What is Dinosolar?
The Dinosolar Project is a large utility-scale solar project that will generate 440 megawatts (MW) of electricity and an adjacent 440 MW battery energy storage system (BESS). This will produce the equivalent of powering approximately 115,600 Wyoming homes per year.
Dinosolar will be comprised of a 120 megawatt (MW) commercial solar photovoltaic (PV) power generation facility interconnecting at the Casper North Substation and a 320 MW solar PV facility interconnecting at the Bar Nunn substation. The combined, 440-MW project is located on a portion of 3,591 acres of leased private land just north of Casper and a mile west of Bar Nunn in Natrona County, Wyoming.
How will the power be transmitted?
The solar panels will be connected to each other and to an on-site substation with underground lines. The Project would interconnect with Rocky Mountain Power’s regional transmission system at the 115 kV Bar Nunn substation, located on the east side of the project area, and the 230 kV Casper North Substation on the southeast side of the project area.
Where will the power go?
The power will go onto the Rocky Mountain Power grid. It can directly interconnect to this system without reducing the demand for power from other energy sources.

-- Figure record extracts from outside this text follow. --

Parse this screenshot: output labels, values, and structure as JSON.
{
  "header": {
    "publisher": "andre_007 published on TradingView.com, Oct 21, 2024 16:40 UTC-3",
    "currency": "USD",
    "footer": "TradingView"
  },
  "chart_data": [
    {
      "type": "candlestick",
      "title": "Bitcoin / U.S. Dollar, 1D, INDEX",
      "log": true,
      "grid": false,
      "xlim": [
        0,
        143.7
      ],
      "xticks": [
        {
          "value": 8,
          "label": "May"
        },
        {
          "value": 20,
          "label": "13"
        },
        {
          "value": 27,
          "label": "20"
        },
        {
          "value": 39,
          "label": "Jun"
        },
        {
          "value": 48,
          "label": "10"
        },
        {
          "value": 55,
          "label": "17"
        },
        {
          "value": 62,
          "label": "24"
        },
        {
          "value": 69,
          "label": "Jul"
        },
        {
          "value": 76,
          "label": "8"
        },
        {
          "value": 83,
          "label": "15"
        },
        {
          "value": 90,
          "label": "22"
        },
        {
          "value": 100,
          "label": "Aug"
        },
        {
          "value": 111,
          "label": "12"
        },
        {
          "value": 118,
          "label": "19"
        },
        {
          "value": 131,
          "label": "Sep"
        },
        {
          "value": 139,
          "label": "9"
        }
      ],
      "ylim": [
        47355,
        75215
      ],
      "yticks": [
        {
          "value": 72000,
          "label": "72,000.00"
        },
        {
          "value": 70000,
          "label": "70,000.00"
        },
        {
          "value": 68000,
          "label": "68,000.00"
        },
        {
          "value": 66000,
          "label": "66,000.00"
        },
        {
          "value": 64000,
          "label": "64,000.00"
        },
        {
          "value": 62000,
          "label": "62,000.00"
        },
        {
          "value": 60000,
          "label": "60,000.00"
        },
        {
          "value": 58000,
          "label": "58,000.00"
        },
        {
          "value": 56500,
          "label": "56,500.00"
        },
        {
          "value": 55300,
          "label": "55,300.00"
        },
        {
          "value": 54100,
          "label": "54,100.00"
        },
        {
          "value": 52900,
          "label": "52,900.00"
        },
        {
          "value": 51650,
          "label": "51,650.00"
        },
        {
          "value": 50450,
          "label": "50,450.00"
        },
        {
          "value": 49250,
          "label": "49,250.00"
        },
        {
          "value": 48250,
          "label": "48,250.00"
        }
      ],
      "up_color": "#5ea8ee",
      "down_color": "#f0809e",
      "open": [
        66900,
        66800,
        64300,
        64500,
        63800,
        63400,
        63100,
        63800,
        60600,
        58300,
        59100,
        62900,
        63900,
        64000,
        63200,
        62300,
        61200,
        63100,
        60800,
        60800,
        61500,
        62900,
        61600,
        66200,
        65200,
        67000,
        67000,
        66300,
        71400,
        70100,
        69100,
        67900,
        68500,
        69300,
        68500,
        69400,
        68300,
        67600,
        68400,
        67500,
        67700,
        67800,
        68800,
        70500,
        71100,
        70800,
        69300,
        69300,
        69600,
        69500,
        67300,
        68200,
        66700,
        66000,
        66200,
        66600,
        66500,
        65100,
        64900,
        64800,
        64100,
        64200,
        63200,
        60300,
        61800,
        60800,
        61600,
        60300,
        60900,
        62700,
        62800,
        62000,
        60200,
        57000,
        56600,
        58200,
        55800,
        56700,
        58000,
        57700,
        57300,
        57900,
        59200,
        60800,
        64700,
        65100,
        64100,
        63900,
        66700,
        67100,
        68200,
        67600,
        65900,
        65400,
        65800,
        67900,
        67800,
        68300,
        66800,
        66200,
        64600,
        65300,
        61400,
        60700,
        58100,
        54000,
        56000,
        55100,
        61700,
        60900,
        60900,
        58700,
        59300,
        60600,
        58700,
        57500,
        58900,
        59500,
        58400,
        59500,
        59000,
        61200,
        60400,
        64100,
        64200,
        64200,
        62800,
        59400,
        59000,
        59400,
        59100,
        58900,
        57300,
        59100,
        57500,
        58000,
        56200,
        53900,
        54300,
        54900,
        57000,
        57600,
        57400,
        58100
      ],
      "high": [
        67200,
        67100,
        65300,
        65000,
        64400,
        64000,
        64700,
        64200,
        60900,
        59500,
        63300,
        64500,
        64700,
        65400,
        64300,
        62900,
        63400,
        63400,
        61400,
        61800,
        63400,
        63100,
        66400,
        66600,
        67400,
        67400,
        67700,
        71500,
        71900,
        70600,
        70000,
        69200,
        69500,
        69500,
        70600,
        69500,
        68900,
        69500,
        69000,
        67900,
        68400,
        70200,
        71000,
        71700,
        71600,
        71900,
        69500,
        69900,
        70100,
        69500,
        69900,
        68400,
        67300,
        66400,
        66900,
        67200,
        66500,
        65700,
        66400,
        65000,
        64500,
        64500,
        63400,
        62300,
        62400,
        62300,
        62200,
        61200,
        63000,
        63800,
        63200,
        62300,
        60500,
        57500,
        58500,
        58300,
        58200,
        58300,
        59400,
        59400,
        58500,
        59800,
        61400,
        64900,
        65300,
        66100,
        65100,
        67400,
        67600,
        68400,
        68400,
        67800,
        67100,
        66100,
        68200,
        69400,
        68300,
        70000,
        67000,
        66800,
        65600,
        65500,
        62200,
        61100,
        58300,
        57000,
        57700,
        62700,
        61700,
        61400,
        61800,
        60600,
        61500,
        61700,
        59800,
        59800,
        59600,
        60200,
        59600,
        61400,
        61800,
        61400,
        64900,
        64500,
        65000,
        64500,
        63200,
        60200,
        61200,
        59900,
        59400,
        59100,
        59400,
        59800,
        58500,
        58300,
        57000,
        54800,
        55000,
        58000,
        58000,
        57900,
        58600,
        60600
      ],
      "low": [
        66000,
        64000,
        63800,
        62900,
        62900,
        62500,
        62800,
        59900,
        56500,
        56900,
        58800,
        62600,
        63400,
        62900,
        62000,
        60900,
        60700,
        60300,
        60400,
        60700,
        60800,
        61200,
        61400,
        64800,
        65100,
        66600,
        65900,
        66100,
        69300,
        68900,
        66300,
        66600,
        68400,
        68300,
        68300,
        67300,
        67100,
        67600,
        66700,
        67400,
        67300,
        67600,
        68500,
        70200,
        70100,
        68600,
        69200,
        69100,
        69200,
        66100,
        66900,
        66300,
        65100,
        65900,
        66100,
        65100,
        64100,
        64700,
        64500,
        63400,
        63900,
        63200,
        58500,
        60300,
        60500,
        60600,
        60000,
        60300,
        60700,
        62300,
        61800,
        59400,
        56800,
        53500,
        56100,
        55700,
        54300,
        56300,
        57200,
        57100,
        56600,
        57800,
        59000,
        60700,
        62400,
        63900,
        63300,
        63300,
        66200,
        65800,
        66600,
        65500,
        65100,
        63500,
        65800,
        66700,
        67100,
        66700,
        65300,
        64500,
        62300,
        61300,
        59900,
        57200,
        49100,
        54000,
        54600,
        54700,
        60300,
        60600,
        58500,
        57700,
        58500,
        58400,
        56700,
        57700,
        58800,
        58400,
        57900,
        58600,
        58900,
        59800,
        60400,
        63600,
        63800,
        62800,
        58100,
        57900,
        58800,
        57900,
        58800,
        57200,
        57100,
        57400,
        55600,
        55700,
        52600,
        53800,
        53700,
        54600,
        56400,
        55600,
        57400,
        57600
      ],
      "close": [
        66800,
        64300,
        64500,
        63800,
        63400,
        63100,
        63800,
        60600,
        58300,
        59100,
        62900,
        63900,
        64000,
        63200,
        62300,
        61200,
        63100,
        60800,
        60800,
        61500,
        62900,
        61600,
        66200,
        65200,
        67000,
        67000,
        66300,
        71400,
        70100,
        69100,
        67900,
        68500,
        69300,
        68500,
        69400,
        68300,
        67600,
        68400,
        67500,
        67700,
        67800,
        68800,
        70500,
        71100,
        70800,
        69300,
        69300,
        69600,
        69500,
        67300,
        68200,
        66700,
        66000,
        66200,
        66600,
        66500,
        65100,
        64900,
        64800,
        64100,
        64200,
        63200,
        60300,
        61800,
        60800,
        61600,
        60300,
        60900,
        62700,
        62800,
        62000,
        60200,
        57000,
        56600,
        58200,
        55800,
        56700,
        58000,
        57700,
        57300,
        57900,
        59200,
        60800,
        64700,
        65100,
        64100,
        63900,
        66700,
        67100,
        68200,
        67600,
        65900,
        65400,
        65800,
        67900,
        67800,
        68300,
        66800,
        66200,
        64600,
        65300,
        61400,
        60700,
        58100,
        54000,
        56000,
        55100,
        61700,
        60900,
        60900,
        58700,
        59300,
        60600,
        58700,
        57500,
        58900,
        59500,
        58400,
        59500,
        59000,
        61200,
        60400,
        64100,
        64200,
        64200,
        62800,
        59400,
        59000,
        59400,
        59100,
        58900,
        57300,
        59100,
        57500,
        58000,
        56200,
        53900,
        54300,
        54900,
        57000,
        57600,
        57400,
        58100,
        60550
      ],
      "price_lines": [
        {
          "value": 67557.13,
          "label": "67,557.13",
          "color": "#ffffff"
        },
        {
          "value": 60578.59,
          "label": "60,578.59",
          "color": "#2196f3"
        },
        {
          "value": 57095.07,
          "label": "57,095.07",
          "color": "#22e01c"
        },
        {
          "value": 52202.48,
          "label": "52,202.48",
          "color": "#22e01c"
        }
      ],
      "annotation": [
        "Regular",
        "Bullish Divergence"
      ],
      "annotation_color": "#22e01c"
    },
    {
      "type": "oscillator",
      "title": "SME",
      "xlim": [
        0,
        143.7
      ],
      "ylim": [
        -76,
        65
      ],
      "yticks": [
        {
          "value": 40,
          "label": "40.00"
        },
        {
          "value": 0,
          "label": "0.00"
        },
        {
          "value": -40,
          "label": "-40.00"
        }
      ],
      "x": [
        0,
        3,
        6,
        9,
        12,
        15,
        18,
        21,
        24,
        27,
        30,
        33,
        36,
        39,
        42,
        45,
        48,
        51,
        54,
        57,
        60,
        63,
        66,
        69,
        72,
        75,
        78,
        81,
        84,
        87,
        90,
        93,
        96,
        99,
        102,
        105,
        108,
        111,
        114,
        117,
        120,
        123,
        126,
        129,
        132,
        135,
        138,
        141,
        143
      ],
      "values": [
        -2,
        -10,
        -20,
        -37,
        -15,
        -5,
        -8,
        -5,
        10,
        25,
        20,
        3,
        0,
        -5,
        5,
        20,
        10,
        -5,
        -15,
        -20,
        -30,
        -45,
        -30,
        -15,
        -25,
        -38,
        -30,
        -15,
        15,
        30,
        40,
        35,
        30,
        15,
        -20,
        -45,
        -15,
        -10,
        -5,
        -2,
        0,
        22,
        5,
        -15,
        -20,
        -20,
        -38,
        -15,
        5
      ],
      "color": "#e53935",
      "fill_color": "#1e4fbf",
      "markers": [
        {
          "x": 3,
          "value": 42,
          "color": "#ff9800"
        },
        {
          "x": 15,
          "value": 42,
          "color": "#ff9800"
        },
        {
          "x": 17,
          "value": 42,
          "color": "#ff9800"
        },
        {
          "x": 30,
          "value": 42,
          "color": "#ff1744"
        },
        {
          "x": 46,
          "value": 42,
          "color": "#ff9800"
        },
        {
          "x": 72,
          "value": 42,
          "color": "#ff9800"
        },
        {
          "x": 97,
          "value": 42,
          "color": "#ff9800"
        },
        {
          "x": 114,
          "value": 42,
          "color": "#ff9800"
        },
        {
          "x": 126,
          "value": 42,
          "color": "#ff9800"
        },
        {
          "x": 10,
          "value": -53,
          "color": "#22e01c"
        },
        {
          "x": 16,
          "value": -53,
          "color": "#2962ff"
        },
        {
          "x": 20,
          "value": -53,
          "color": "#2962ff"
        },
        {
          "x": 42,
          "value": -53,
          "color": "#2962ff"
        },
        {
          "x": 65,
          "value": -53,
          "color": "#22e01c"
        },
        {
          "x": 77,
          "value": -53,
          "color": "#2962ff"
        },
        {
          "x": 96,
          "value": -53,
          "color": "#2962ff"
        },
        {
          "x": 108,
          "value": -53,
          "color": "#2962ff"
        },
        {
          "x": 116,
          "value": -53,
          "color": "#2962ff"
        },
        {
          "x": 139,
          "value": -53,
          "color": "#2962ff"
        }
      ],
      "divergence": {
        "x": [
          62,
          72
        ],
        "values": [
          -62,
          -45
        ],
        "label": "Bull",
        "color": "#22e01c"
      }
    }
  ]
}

How will Dinosolar benefit our community?
The Project will generate $8.1 million in property tax revenue during the first year of full operations, which will support local services like schools, roads, police, fire protection, and other essential government services. During the 35-year life of the project, $128.6 million will be generated in property tax. Taxable purchases for the Project will generate an additional $35.2 million in sales and use taxes.
Hundreds of skilled individuals will be involved in the construction of Dinosolar and local labor and materials will be tapped. When possible, local construction labor will be used, but a number of workers will need to temporarily relocate to existing motels, RV parks and other short-term housing in Bar Nunn, Casper, and other nearby towns. Non-local workers will generate economic benefits for local communities as they dine in local restaurants, patronize local businesses, such as gas stations and grocery stores, and pay local sales and lodging taxes. $17 million is estimated from projected retail and lodging expenditures by non-local construction workers.
The Dinosolar project team will provide many of its own services within the project area during construction, including road improvement and maintenance, security, dust and weed suppression, traffic control, and others.
The addition of a solar project creates an opportunity for industries looking to procure renewable energy for their operations to locate in the area and bring full-time and long-lasting jobs to the community.